In preparation for future deep space missions, NASA is planning to send an international crew into the watery depths of the Atlantic Ocean. This will be done as part of the space agency's two week NASA Extreme Environment Mission Operations 20 expedition, more commonly referred to as "NEEMO". The expedition is currently scheduled to start on July 20, and will be tasked with testing techniques and tools that may be used for spacewalks in the future in places with differing surfaces and levels of gravity.

The crew will be heading down with a pair of professional habitat technicians, and they will all live together at a depth of 62ft. They'll be located at the Florida International University's Aquarius Reef Base, a research base that is a little over six miles off the Key Largo coast.

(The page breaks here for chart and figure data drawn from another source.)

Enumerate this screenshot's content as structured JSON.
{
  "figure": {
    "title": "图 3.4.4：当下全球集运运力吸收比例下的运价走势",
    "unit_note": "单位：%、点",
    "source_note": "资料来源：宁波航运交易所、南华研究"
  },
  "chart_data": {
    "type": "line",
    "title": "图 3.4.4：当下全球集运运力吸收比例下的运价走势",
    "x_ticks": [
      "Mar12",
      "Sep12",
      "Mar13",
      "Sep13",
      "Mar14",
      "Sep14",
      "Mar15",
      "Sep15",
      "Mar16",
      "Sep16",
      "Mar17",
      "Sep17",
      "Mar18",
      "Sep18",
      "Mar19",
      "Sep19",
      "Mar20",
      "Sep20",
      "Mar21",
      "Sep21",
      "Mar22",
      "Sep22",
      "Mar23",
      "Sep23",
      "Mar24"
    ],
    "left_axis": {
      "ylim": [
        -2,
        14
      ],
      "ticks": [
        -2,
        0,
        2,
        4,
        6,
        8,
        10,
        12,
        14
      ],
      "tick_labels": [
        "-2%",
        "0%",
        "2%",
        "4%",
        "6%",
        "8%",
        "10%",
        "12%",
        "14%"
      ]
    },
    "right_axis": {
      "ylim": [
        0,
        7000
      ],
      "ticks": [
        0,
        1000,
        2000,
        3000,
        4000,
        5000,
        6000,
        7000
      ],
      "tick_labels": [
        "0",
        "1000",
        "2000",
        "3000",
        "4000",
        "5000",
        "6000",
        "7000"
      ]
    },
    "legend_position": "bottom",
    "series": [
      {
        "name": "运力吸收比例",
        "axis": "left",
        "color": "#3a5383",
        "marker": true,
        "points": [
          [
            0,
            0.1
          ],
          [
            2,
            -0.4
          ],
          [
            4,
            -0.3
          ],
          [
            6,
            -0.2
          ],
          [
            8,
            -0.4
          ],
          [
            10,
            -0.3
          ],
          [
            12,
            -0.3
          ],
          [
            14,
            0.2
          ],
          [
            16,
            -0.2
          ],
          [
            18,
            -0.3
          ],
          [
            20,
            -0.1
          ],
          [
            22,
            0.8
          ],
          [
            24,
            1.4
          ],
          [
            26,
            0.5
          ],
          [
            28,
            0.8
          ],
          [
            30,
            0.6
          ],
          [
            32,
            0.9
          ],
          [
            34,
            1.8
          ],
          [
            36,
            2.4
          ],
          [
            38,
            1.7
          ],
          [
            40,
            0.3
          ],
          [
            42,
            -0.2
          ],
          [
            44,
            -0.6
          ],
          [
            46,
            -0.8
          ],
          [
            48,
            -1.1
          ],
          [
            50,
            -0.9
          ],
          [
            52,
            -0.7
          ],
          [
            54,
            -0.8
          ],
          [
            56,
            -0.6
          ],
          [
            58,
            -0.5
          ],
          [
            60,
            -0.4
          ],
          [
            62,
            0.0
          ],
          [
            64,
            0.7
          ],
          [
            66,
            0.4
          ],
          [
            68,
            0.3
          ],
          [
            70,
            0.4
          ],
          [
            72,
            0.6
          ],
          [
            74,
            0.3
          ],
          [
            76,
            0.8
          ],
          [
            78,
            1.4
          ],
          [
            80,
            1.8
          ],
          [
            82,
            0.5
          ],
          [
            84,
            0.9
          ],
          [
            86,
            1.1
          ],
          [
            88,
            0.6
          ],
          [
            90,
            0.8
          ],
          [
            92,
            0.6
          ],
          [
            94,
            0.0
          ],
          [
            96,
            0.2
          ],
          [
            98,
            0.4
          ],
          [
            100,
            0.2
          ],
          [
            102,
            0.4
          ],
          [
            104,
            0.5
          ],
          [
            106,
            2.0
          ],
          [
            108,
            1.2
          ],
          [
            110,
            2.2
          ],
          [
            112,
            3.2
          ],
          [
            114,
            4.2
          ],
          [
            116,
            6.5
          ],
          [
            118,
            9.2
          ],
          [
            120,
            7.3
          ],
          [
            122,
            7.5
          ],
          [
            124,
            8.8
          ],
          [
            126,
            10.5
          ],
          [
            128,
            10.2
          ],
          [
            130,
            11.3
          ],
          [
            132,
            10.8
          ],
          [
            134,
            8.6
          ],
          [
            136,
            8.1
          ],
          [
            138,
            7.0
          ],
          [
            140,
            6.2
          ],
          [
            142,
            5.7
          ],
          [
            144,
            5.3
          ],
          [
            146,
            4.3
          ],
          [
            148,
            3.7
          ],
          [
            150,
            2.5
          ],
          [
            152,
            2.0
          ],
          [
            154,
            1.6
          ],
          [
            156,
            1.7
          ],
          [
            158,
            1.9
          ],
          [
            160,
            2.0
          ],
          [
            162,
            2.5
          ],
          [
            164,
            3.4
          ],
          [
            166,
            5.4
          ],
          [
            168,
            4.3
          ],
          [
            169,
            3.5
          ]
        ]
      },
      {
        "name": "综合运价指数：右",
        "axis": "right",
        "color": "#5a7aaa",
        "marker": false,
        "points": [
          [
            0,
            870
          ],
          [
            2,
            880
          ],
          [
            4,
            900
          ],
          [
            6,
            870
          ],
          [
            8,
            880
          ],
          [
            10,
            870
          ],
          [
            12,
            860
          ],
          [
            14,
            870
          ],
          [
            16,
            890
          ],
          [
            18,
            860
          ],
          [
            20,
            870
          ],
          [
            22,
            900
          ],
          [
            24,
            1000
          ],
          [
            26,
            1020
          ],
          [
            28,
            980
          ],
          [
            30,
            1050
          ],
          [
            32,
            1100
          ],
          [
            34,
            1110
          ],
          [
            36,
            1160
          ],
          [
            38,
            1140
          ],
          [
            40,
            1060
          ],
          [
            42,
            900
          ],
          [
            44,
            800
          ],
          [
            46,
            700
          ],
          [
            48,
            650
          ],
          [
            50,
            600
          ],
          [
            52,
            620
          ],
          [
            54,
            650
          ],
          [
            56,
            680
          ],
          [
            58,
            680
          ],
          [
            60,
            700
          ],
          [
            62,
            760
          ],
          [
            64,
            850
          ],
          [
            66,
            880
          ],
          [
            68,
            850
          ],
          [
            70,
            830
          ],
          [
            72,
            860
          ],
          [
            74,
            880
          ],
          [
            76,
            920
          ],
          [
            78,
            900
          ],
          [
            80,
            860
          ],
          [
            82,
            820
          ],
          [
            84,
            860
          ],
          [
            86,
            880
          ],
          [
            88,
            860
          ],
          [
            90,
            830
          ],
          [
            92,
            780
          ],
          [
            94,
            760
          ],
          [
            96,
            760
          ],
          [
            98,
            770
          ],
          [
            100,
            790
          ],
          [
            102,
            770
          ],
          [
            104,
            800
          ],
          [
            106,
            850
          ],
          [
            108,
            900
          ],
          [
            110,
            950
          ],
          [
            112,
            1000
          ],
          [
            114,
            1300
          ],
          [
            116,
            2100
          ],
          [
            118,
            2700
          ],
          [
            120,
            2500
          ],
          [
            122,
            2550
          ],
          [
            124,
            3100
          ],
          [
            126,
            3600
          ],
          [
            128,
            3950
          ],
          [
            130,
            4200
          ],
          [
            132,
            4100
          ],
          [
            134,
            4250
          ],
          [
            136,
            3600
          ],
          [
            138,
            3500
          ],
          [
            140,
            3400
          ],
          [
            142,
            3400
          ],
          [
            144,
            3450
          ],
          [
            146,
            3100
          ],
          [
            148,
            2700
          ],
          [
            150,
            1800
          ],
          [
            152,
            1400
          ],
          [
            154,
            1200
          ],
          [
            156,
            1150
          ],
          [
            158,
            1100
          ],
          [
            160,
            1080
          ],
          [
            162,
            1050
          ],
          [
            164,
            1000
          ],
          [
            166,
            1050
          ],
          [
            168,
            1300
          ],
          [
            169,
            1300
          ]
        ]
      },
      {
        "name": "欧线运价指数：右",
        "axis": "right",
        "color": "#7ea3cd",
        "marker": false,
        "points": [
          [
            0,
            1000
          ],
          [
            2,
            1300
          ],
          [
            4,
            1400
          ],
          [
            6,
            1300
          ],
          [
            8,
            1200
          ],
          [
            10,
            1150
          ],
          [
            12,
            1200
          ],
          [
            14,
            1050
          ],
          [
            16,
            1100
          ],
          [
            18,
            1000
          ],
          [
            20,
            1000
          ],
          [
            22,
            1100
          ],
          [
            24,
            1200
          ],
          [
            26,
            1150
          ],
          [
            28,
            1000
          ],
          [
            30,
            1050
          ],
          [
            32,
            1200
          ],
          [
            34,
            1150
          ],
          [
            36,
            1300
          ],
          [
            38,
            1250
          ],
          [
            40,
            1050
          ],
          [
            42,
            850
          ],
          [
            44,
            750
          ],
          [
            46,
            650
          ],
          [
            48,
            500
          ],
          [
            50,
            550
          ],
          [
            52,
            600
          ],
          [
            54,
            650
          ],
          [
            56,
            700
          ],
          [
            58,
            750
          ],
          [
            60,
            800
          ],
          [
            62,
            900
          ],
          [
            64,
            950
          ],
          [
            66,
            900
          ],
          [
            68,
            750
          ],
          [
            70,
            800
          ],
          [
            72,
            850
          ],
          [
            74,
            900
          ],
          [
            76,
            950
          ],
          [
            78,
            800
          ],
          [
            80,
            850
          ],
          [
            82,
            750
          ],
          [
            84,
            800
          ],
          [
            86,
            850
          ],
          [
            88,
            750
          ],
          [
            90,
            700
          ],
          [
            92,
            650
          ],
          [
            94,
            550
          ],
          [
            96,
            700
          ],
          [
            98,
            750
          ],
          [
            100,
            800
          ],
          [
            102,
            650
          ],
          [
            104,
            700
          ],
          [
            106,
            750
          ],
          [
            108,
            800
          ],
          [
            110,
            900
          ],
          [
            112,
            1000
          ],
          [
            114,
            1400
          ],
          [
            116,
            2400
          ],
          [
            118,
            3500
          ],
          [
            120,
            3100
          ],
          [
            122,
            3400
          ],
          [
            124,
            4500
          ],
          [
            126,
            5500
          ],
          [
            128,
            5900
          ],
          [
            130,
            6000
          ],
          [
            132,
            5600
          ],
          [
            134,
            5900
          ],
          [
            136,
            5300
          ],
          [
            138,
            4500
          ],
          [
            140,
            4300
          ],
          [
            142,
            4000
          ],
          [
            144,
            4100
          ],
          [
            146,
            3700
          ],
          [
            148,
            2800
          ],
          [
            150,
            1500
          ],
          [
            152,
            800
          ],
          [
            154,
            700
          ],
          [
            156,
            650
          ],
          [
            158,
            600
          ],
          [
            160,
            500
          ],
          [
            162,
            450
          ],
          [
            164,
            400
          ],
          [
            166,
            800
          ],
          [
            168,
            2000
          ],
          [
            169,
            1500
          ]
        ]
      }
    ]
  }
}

This part of the NEEMO 20 mission will be commanded by the European Space Agency's Luca Parmitano, who previously spent 166 days aboard the International Space Station. The underseas crew will be testing hardware that the ESA has sponsored, as well as get data on the delay of communication that could be experienced by some future space missions.

Said NEEMO Project Lead Bill Todd, "Living and working in the highly operational, isolated and extreme environment of the aquatic realm has provided significant science and engineering for the benefit of human spaceflight. It has also clearly proven to be as close to spaceflight as is possible here on Earth."